The configuration module of Rebar

Raph Levien <raph@acm.org>
31 Mar 2000

This document describes the configuration and dependency analysis modules of Rebar, a proposal for the SC Build and SC Config sections of the Software Carpentry design competition. These modules fall under the SC Config category. A separate submission covers the Build module. That document should be read after this one.

Rebar is a radically simple proposal, motivated in large part by the needless complexity of the existing toolset. One can expect many advantages of this simplicity. Further, if the design is found to err on the side of too simple, it should be easy to add needed features later.

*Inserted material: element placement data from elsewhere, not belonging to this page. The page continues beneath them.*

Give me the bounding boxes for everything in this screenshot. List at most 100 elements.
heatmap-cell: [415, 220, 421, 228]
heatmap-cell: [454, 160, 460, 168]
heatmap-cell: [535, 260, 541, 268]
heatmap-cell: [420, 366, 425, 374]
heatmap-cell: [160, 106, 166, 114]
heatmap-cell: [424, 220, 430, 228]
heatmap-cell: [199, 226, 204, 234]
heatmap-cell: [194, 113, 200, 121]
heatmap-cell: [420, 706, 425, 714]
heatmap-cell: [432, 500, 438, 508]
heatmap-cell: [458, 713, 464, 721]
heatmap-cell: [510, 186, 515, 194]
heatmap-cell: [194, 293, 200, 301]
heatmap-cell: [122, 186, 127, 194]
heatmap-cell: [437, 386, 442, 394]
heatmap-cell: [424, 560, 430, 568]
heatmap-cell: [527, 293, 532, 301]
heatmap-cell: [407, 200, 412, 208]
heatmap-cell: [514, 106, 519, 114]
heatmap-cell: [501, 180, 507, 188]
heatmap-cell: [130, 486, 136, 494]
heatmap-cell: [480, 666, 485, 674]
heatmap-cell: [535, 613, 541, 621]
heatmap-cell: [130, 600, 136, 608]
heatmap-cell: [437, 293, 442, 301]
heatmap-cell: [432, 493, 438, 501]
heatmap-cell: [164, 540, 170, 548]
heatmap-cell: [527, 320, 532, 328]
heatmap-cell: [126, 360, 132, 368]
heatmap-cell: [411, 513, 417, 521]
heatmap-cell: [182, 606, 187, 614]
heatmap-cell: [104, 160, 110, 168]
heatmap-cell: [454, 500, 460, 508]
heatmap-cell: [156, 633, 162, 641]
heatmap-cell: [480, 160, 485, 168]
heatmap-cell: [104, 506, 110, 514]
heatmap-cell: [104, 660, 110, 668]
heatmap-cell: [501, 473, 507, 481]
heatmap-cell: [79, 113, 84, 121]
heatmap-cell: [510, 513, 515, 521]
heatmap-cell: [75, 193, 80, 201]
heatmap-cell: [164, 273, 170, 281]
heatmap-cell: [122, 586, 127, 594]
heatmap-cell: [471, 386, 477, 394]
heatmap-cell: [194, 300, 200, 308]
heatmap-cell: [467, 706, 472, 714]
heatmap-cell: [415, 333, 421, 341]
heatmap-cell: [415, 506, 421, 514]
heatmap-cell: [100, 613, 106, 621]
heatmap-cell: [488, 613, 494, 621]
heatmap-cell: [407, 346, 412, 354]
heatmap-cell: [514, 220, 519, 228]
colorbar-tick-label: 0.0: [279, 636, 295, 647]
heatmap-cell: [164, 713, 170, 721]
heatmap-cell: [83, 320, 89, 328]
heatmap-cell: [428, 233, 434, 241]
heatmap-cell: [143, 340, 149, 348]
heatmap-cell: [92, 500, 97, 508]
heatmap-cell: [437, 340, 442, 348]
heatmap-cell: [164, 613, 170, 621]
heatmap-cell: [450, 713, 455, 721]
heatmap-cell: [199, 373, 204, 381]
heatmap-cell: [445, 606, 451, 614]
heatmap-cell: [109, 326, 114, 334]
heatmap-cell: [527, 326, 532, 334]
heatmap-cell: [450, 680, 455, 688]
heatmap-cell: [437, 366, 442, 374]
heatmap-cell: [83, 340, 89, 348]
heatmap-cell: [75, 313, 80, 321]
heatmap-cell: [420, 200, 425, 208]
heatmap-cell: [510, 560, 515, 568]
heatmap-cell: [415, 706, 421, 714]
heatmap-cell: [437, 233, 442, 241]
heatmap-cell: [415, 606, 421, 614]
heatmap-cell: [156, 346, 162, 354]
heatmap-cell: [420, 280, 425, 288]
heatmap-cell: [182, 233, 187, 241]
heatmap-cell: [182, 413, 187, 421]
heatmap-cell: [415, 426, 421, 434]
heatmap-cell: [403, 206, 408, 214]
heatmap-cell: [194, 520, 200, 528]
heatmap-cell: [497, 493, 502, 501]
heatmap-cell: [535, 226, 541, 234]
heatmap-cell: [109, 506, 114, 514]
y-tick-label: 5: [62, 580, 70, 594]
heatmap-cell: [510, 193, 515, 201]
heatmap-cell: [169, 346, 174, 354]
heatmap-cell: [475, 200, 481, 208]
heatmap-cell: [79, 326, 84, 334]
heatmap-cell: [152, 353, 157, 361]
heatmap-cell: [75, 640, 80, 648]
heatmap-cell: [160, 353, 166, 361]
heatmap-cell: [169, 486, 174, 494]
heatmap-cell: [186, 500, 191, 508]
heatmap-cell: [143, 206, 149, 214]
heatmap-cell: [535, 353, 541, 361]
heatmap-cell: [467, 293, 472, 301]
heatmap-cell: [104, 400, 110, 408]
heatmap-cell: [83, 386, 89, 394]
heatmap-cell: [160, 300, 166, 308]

A great deal of the needless complexity of the existing make/autoconf toolset comes from improper factorization of the problem. The Rebar design addresses this by proposing a single tool to take on the functions traditionally performed by both make and autoconf, as well as automake, libtool, and the gnome-config. The Rebar design is quite simple in spite of the ambitious scope.

The operation of Rebar on a project consists of three phases:

  1. Resolving system-dependent configuration parameters.
  2. Analyzing the dependencies of the project.
  3. Resolving these dependencies.

This document covers the first two steps, as these are the functions corresponding most closely to the role of autoconf and friends in the traditional toolset.

Interface

The interface at the heart of Rebar is the project file. This file contains a description of all targets in the project in a declarative format. The syntax is XML-based and is designed to be very simple. A specific goal is that many tools besides Rebar can process the format easily, including visualizing it in a graphical user interface, analyzing it, etc. Hence the first radical simplification: the project file contains no code.

Namespaces

The configuration module of Rebar depends on resolving names in three namespaces. First, system-dependent configuration parameters (such as byte order, word size, and so on) get resolved into actual values. Second, the location of libraries is resolved. Third, the actual commands needed to compile targets are resolved from the declarative descriptions in the project file.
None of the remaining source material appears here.